BED REST AFFECTS ENDURANCE ATHLETES MORE THAN STRENGTH ATHLETES OR SEDENTARY INDIVIDUALS
Smorawinski, J., Nazar, K., Kaciuba-Uscilko, H., Kaminska, E., Cybulski, G., Kodrzycka, A., Bicz, B., & Greenleaf, J. E. (2001). Effects of 3-day bed rest on physiological responses to graded exercise in athletes and sedentary men. Journal of Applied Physiology, 91, 249-257.
Sedentary men (N = 12), endurance-trained male athletes (N = 10), and strength-trained male athletes (N = 10) undertook three days of bed rest. Before and after the bed rest, an incremental exercise test to volitional exhaustion was performed.

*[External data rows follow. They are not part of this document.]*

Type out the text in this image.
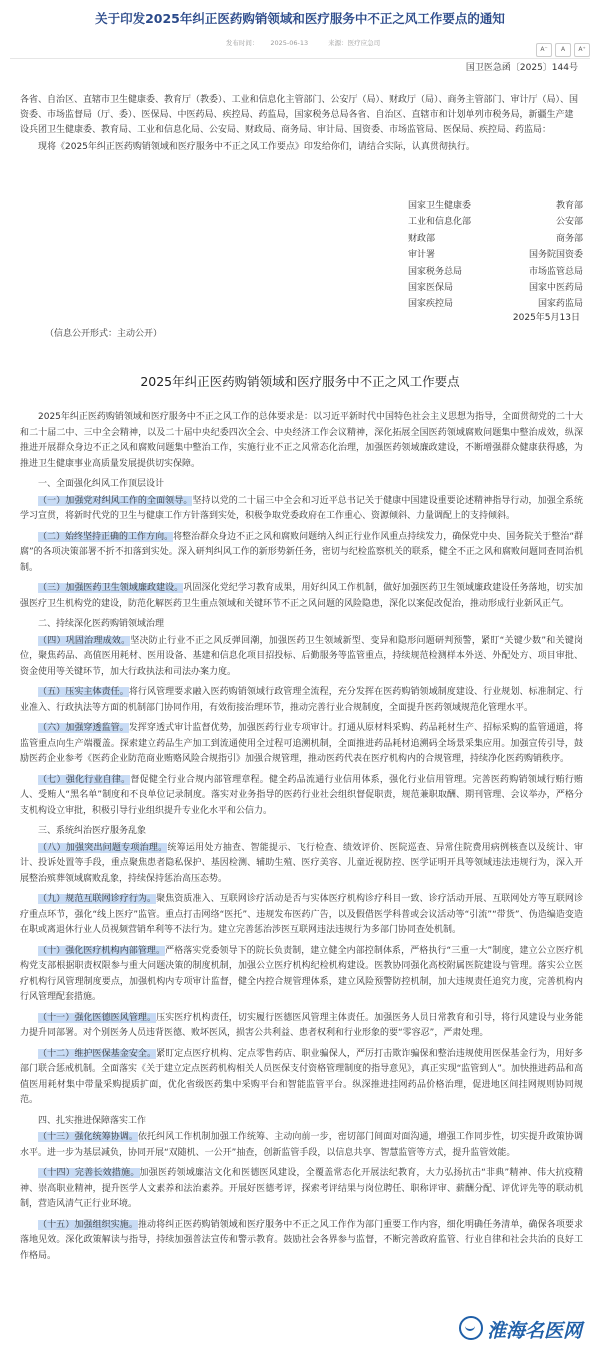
关于印发2025年纠正医药购销领域和医疗服务中不正之风工作要点的通知
发布时间： 2025-06-13	来源：医疗应急司
A⁻ A A⁺
国卫医急函〔2025〕144号
各省、自治区、直辖市卫生健康委、教育厅（教委）、工业和信息化主管部门、公安厅（局）、财政厅（局）、商务主管部门、审计厅（局）、国资委、市场监督局（厅、委）、医保局、中医药局、疾控局、药监局，国家税务总局各省、自治区、直辖市和计划单列市税务局，新疆生产建设兵团卫生健康委、教育局、工业和信息化局、公安局、财政局、商务局、审计局、国资委、市场监管局、医保局、疾控局、药监局：
现将《2025年纠正医药购销领域和医疗服务中不正之风工作要点》印发给你们，请结合实际，认真贯彻执行。
国家卫生健康委	教育部
工业和信息化部	公安部
财政部	商务部
审计署	国务院国资委
国家税务总局	市场监管总局
国家医保局	国家中医药局
国家疾控局	国家药监局
2025年5月13日
（信息公开形式：主动公开）
2025年纠正医药购销领域和医疗服务中不正之风工作要点

2025年纠正医药购销领域和医疗服务中不正之风工作的总体要求是：以习近平新时代中国特色社会主义思想为指导，全面贯彻党的二十大和二十届二中、三中全会精神，以及二十届中央纪委四次全会、中央经济工作会议精神，深化拓展全国医药领域腐败问题集中整治成效，纵深推进开展群众身边不正之风和腐败问题集中整治工作，实施行业不正之风常态化治理，加强医药领域廉政建设，不断增强群众健康获得感，为推进卫生健康事业高质量发展提供切实保障。

一、全面强化纠风工作顶层设计

（一）加强党对纠风工作的全面领导。坚持以党的二十届三中全会和习近平总书记关于健康中国建设重要论述精神指导行动，加强全系统学习宣贯，将新时代党的卫生与健康工作方针落到实处，积极争取党委政府在工作重心、资源倾斜、力量调配上的支持倾斜。

（二）始终坚持正确的工作方向。将整治群众身边不正之风和腐败问题纳入纠正行业作风重点持续发力，确保党中央、国务院关于整治“群腐”的各项决策部署不折不扣落到实处。深入研判纠风工作的新形势新任务，密切与纪检监察机关的联系，健全不正之风和腐败问题同查同治机制。

（三）加强医药卫生领域廉政建设。巩固深化党纪学习教育成果，用好纠风工作机制，做好加强医药卫生领域廉政建设任务落地，切实加强医疗卫生机构党的建设，防范化解医药卫生重点领域和关键环节不正之风问题的风险隐患，深化以案促改促治，推动形成行业新风正气。

二、持续深化医药购销领域治理

（四）巩固治理成效。坚决防止行业不正之风反弹回潮，加强医药卫生领域新型、变异和隐形问题研判预警，紧盯“关键少数”和关键岗位，聚焦药品、高值医用耗材、医用设备、基建和信息化项目招投标、后勤服务等监管重点，持续规范检测样本外送、外配处方、项目审批、资金使用等关键环节，加大行政执法和司法办案力度。

（五）压实主体责任。将行风管理要求融入医药购销领域行政管理全流程，充分发挥在医药购销领域制度建设、行业规划、标准制定、行业准入、行政执法等方面的机制部门协同作用，有效衔接治理环节，推动完善行业合规制度，全面提升医药领域规范化管理水平。

（六）加强穿透监管。发挥穿透式审计监督优势，加强医药行业专项审计。打通从原材料采购、药品耗材生产、招标采购的监管通道，将监管重点向生产端覆盖。探索建立药品生产加工到流通使用全过程可追溯机制，全面推进药品耗材追溯码全场景采集应用。加强宣传引导，鼓励医药企业参考《医药企业防范商业贿赂风险合规指引》加强合规管理，推动医药代表在医疗机构内的合规管理，持续净化医药购销秩序。

（七）强化行业自律。督促健全行业合规内部管理章程。健全药品流通行业信用体系，强化行业信用管理。完善医药购销领域行贿行贿人、受贿人“黑名单”制度和不良单位记录制度。落实对业务指导的医药行业社会组织督促职责，规范兼职取酬、期刊管理、会议举办，严格分支机构设立审批，积极引导行业组织提升专业化水平和公信力。

三、系统纠治医疗服务乱象

（八）加强突出问题专项治理。统筹运用处方抽查、智能提示、飞行检查、绩效评价、医院巡查、异常住院费用病例核查以及统计、审计、投诉处置等手段，重点聚焦患者隐私保护、基因检测、辅助生殖、医疗美容、儿童近视防控、医学证明开具等领域违法违规行为，深入开展整治殡葬领域腐败乱象，持续保持惩治高压态势。

（九）规范互联网诊疗行为。聚焦资质准入、互联网诊疗活动是否与实体医疗机构诊疗科目一致、诊疗活动开展、互联网处方等互联网诊疗重点环节，强化“线上医疗”监管。重点打击网络“医托”、违规发布医药广告，以及假借医学科普或会议活动等“引流”“带货”、伪造编造变造在职或离退休行业人员视频营销牟利等不法行为。建立完善惩治涉医互联网违法违规行为多部门协同查处机制。

（十）强化医疗机构内部管理。严格落实党委领导下的院长负责制，建立健全内部控制体系，严格执行“三重一大”制度，建立公立医疗机构党支部根据职责权限参与重大问题决策的制度机制，加强公立医疗机构纪检机构建设。医教协同强化高校附属医院建设与管理。落实公立医疗机构行风管理制度要点，加强机构内专项审计监督，健全内控合规管理体系，建立风险预警防控机制，加大违规责任追究力度，完善机构内行风管理配套措施。

（十一）强化医德医风管理。压实医疗机构责任，切实履行医德医风管理主体责任。加强医务人员日常教育和引导，将行风建设与业务能力提升同部署。对个别医务人员违背医德、败坏医风，损害公共利益、患者权利和行业形象的要“零容忍”，严肃处理。

（十二）维护医保基金安全。紧盯定点医疗机构、定点零售药店、职业骗保人，严厉打击欺诈骗保和整治违规使用医保基金行为，用好多部门联合惩戒机制。全面落实《关于建立定点医药机构相关人员医保支付资格管理制度的指导意见》，真正实现“监管到人”。加快推进药品和高值医用耗材集中带量采购提质扩面，优化省级医药集中采购平台和智能监管平台。纵深推进挂网药品价格治理，促进地区间挂网规则协同规范。

四、扎实推进保障落实工作

（十三）强化统筹协调。依托纠风工作机制加强工作统筹、主动向前一步，密切部门间面对面沟通，增强工作同步性，切实提升政策协调水平。进一步为基层减负，协同开展“双随机、一公开”抽查，创新监管手段，以信息共享、智慧监管等方式，提升监管效能。

（十四）完善长效措施。加强医药领域廉洁文化和医德医风建设，全覆盖常态化开展法纪教育，大力弘扬抗击“非典”精神、伟大抗疫精神、崇高职业精神，提升医学人文素养和法治素养。开展好医德考评，探索考评结果与岗位聘任、职称评审、薪酬分配、评优评先等的联动机制，营造风清气正行业环境。

（十五）加强组织实施。推动将纠正医药购销领域和医疗服务中不正之风工作作为部门重要工作内容，细化明确任务清单，确保各项要求落地见效。深化政策解读与指导，持续加强普法宣传和警示教育。鼓励社会各界参与监督，不断完善政府监管、行业自律和社会共治的良好工作格局。

淮海名医网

Peak oxygen uptake (VO2peak) was significantly reduced more in the endurance group (-17%) than in the other two groups (-10%). Resting and exercise respiratory exchange ratios were increased in the athletes. Exercise heart rate increased and stroke volume decreased in the sedentary group. Submaximal lactate and lactate threshold significantly decreased (from 71 to 60% VO2peak) in the endurance group. An earlier increase in norephinephrine concentration, a reduced increase in hGH concentration, and accentuated plasma renin activity and cortisol elevations during exercise were observed in the endurance athletes. These changes were not observed in the other two groups.
Implications. Three days of bed rest affected endurance trained athletes more than strength-trained or sedentary males. The trained state of endurance athletes is more tenuous than in strength-trained athletes.